The team also wanted to be able to do mineralogy using a spectrometer, which would allow them to identify iron in rocks. Developing a Raman spectrometer to a mature enough level to include on the mission would have cost too much. As a compromise, the rovers were equipped with the more cost-effective and mature Mössbauer spectrometers.

Arvidson reiterated that when the spacecraft designers work, they base their requirements only on the primary mission duration.

"You propose a mission that lasts for some length of time," said Arvidson, "and you build and test for that amount of time plus ... so you've got a pretty good bet that the systems are not going to wear out during the primary missions."

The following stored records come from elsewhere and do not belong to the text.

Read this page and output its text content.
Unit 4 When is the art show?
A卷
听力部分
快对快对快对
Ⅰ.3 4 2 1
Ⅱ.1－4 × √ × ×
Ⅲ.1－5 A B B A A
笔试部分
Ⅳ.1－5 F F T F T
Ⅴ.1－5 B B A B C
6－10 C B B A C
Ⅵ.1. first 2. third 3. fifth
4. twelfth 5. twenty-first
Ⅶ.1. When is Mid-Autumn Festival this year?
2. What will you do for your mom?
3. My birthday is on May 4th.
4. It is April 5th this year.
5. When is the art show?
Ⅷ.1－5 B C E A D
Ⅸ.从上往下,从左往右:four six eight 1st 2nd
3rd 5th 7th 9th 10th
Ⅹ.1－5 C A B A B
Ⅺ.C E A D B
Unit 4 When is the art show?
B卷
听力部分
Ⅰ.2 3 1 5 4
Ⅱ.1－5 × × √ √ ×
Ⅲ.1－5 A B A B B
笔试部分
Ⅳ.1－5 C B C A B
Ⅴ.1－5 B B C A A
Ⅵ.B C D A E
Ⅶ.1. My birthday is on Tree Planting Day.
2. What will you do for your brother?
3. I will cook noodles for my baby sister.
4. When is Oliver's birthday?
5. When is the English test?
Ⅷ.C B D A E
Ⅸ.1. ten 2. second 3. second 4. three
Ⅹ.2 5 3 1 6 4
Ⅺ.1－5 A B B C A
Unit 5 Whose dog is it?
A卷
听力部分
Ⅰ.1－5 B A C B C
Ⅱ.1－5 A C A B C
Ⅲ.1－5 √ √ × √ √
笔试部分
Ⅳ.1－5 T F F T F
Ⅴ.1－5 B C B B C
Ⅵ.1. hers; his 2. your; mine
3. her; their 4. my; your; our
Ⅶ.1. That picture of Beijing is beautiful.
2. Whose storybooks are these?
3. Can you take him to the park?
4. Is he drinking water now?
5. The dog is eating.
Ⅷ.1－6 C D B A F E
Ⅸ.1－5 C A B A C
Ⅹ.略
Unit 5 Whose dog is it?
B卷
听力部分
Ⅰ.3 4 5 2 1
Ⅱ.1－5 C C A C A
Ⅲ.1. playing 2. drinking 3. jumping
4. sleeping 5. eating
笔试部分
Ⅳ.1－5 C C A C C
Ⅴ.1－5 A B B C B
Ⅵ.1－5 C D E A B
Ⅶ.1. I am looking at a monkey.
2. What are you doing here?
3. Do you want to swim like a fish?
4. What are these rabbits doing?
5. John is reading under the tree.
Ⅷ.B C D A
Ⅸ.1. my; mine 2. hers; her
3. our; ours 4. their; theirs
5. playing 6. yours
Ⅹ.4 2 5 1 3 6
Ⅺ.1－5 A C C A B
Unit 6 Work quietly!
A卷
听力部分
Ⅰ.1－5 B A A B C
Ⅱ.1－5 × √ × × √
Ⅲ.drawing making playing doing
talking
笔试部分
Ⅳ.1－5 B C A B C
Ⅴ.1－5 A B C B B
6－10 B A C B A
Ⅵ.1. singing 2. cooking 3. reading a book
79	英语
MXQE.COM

One effect of designing for the primary mission shows up in the rovers' spectrometer function. The spectrometers rely on the radioactive decay of cobalt-57, and the mission has gone on so long that much of the radioactive cobalt has already decayed; it now takes days to make measurements that used to take just hours.

"[The spectrometer] wasn't designed for six years," said Arvidson. "It was designed for a year or so, but it still works."

Deep Impact
Destination: Comet Tempel 1
Launch: January 12, 2005
Arrival: July 4, 2005
Original mission duration: 8 months
Current mission duration: 3 years and counting
Image credit: NASA/JPL, University of Maryland, Pat Rawlings

Deep Impact was launched in 2005 to undertake a more interactive exploration mission than most. The spacecraft carried an impactor, which launched from the spacecraft and collided with the nucleus of Comet Tempel 1. The flyby spacecraft made observations of the resulting crater and spray.

Crashing into the comet to investigate its interior might seem extreme, but according to Dr. Michael A'Hearn, principal investigator on Deep Impact, a less dramatic technique like drilling was not the way to go.

"It wasn't going to get you what you wanted," said A’Hearn. "You can't drill deeply enough."

Information from Deep Impact, it was hoped, would help reveal how comets formed, a process that was largely a mystery.

Deep Impact’s engineers had a challenging task: make sure the impactor hit in a sunlit space where the flyby spacecraft could see it, and make sure the flyby spacecraft was looking in the right place when the impactor hit.

To maximize the potential for a successful mission, the science team tried to make sure that, no matter what happened with the impactor, the spacecraft would collect good data.

That effort, including intensive pre-impact monitoring of the comet, was “part of what enabled us to get a lot of surprising results unrelated to what we had proposed,” said A'Hearn.

After its primary mission was completed in late 2005, Deep Impact was put into hibernation and orbited the sun until December of 2007, when it was dispatched on the Epoxi mission.

Epoxi is a combination two projects: the Extrasolar Planet Observations and Characterization (EPOCh) mission, searching for other planets , and the Deep Impact Extended Investigation (DIXI), looking at another comet.

DIXI is possible, A'Hearn said, because "we consciously put in enough fuel to do an extended mission assuming the prime mission was successful."

The original destination of the extension was Comet Boethin, but in the summer of 2007, the Deep Impact team couldn’t find the comet. The backup target, Comet Hartley 2, required a longer trip, which meant more funding.

"Hartley 2 is a better target than Boethin scientifically," said A’Hearn. Boethin was originally chosen to keep costs down. "Fortunately, NASA's willing to spend the money to operate for two years instead of one year."

The impactor already gone on Tempel 1, DIXI will be restricted to no-contact observation of Hartley 2.

The other half of Epoxi, EPOCh, uses relatively little fuel. Instead, EPOCh's search for extrasolar planets uses on the powerful on-board telescope originally used to look at the impact with Tempel 1 to look for extrasolar planets instead.

Even with its extensions, Deep Impact is a relatively small mission. Its success, though, is "far better than I had originally hoped," said A’Hearn. "I think we have had atremendous scientific return."